Здорово умирать с шашкой на коне и с песней на устах, оставляя имя и память о себе на тысячи лет. Страшно умирать на простынях с дырками и штампами, елозя задницей по «утке». Страшно улыбаться жене и сыну, и врать, что стало намного лучше и планировать, где что будем сажать на даче и куда поедем в отпуск. Я в этот отпуск полечу куда как первее Нади, и вообще не факт, что там мы встретимся. Страшно жрать свои любимые голубцы и фаршированный перец, и представлять, как Надя их готовила на нашей кухонке с красными шторами и скатертью в горошек, и улыбалась.
Страшно умирать. Страшно вспоминать. Я понимаю, что прожил бессмысленно.
Жалко жену. Очень жалко – это наверно самый страшный пункт моей смерти. Сын – мужик, пусть растет безотцовщиной. Пусть растет злым, понимая, что нечего терять, что никто не поможет, никто не заступится. Я успел ему это сказать то, что выучил сам. Никого не надо бояться, и только драться. Только драться, только вперед. Зубы вставишь, руки, ребра срастутся. Зато потом как будет спокойнее умирать! Я отчетливо вспоминаю всех, кто меня когда-то обижал и оскорблял когда-то. Детский сад, школа, институт, служба… Почему я молчал, почему отшучивался? Ясно, что все обидчики давно наказаны судьбой: кого посадили, кто из окна выбросился… Но как же страшно понимать, что ты умираешь трусом, побежденным, а не победителем! У сына такого не будет. Я научил его бить самые основные удары: кулаком, локтем, коленкой и стопой. Ничего! Он не пропадет! Он мои ошибки не повторит!
А вот жена… Ей же, бедняжке, еще и с похоронами крутиться придется. Может, рассказать ей обо всем и будем вместе считать? Кого приглашать на поминки, какие продукты покупать, что на каких рынках дешевле, кто с машинами поможет? Как и что на стол выносить, где столовую выбрать? Звать ли на поминки тетю Машу, которая дура и всех нас достала? Звать ли оркестр и кто поможет с аппаратурой в столовой – Толячий или Леха Рыжий? Или все же лучше дома? И будем еще с ней спорить, прыгая на продавленных пружинах моей койки: водку лучше в Кузнецке брать! Нет, в Нижнем Ломове! Она не паленая и нам ее Ануфриевы привезут! Что-то напоминает, да?
Конечно – свадьбу. Так уж выходит, даже похороны, поминки, тризна похожи на свадьбу и день рождения. Цветочек засыпает под снежным одеяльцем, а весной из него рождается новый цветочек.
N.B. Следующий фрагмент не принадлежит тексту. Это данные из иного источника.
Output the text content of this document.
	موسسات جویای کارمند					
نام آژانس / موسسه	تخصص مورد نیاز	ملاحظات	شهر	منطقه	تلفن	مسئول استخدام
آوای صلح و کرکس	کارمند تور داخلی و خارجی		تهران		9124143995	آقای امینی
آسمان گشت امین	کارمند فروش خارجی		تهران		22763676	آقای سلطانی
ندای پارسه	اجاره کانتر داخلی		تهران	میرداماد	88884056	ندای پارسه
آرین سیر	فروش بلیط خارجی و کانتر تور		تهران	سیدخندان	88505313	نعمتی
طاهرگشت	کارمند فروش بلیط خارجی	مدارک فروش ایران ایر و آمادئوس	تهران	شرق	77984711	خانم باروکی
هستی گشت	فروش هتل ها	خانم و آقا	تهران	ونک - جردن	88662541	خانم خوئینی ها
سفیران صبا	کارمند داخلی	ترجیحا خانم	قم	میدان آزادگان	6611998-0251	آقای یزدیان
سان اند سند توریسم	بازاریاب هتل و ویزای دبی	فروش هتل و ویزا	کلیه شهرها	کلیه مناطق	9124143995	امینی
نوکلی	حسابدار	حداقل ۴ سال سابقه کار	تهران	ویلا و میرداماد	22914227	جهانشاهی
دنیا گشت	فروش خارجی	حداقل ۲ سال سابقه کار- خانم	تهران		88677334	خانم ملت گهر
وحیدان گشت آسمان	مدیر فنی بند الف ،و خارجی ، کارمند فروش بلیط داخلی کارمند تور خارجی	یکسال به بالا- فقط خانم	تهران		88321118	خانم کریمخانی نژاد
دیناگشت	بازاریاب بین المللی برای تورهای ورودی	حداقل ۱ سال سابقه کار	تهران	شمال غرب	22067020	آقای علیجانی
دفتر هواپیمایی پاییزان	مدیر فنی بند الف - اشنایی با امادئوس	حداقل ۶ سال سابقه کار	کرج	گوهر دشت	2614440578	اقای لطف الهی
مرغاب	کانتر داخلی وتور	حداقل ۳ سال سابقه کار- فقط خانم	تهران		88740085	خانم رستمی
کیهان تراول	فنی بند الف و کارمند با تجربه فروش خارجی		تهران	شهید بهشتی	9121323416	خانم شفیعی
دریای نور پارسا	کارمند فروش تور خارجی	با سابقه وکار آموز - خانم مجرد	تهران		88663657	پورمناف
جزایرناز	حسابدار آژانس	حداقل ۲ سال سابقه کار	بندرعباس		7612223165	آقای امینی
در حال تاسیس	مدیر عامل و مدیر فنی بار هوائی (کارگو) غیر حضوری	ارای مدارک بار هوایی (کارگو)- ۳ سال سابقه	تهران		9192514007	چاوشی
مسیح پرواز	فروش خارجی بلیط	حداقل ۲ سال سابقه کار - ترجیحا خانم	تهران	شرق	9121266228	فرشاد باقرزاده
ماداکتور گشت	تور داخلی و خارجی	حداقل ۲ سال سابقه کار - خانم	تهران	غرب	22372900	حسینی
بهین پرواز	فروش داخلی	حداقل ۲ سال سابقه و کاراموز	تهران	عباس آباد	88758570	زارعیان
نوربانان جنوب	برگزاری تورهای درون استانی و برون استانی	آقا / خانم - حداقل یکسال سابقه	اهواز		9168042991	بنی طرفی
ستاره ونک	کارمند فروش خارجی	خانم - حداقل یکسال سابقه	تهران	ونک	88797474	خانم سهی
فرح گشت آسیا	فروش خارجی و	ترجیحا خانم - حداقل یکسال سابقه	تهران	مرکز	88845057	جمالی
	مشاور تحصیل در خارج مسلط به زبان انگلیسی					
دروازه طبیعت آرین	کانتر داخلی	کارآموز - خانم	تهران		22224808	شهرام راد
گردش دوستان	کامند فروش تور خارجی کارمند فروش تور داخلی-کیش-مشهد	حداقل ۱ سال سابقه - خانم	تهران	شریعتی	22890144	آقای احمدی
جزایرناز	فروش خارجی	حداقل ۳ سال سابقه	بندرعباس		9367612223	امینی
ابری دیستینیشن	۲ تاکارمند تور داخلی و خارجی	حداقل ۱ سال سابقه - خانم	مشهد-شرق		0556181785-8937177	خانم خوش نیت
Я глупо спорю сам с собой, пытаясь доказать, что после поминок проживу еще хоть немного. Что запомнюсь людям хоть чем-то, потягивая свое посмертное существование. Ведь человек, так тянется к бессмертию, что сам не понимая этого, пытается творить, рожать, строить, лишь бы образ, сущность, матрица его хоть нанемного запечатлелось во Вселенной уже после того, как последний смрадный выдох осквернит ее. Но мне страшно, что даже и на поминки мои никто не придет. Никто не будет говорить таких проникновенных слов, что я говорил, провожая своих родных и друзей. Или что еще хуже, припрется какой-нибудь Шарон или Потап, с которыми я еще в школе перестал общаться. Придут и нажрутся (обязательно нажрутся!) и будут отпускать грязные шуточки. Наденька бедная… И ведь не выгонишь их.
Божественная Смерть! Дай снова нашим душам
Прильнуть по-детски к звёздам на твоей груди
И нам покой верни, что жизнью был нарушен,
От Времени с Пространством нас освободи…
Вот что французы пишут…
Да, я пытался показаться мужественнее, чем был на самом деле. Приукрашивал. А кем я был? Да никем. Винтиком в государственной машине. Наверняка шеф мой – Роман Егорович (ну он-то точно должен прийти) так и скажет:
— Вадим Иванович был чудесным маленьким винтиком в машине отдела контроля и ревизий Министерства Финансов. И пусть он мало чего добился, мало чего достиг, но зато он остался честным и порядочным человеком. Двадцать шесть лет просидел этот скромный и доблестный труженик на выездных ревизиях. В одинаковых бухгалтериях за одинаковыми столами, прошел сложный путь – начал от проверки кассовых ордеров и авансовых отчетов и закончил журналами-ордерами! До Главной книги мы его пока не допускали – не хватало ему чего-то в голове. Но вот на таких скромных сотрудниках и держится величие нашей Родины!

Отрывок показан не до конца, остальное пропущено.